Komodo lain yang dihadiahkan kepada negara sahabat, yakni Swiss, bertahan hidup. Komodo itu merupakan hasil pengembangbiakan komodo di Kebun Binatang Gembira Loka Yogyakarta.
Berita dengan judul ”Sepasang Komodo Dikirim ke Malaysia” itu dimuat Kompas yang terbit tanggal 24 November 1976, atau tepat 41 tahun lalu.

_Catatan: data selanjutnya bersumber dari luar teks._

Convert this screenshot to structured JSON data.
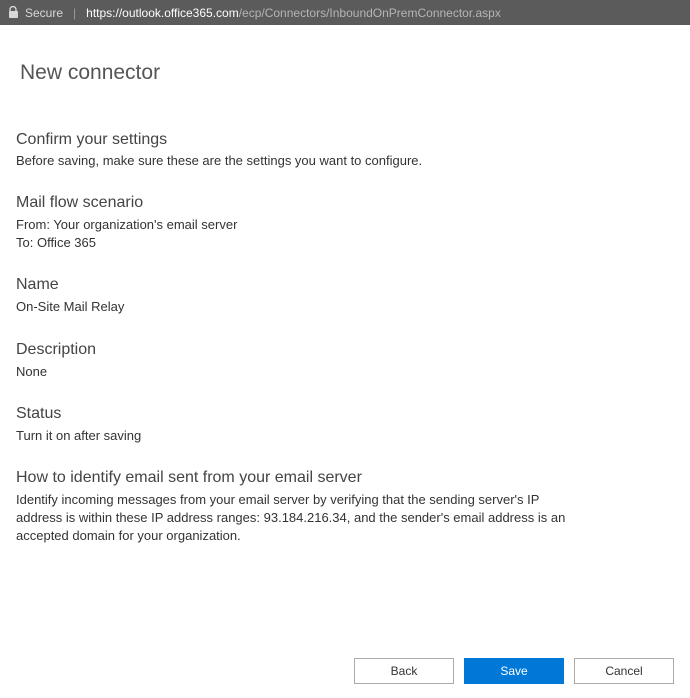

Hewan langka komodo (Varanus komodoensis) diyakini telah ada di tanah Nusa Tenggara Timur (NTT) sejak jutaan tahun lalu. Inilah habitat asli komodo satu-satunya di dunia yang tetap bertahan. Penduduk setempat menyebut satwa itu ora. Mengutip Craig Jung dalam artikel ”The Biogeography of the Komodo Dragon” disebutkan bahwa komodo adalah reptil karnivora terbesar yang diperkirakan berasal dari era dinosaurus.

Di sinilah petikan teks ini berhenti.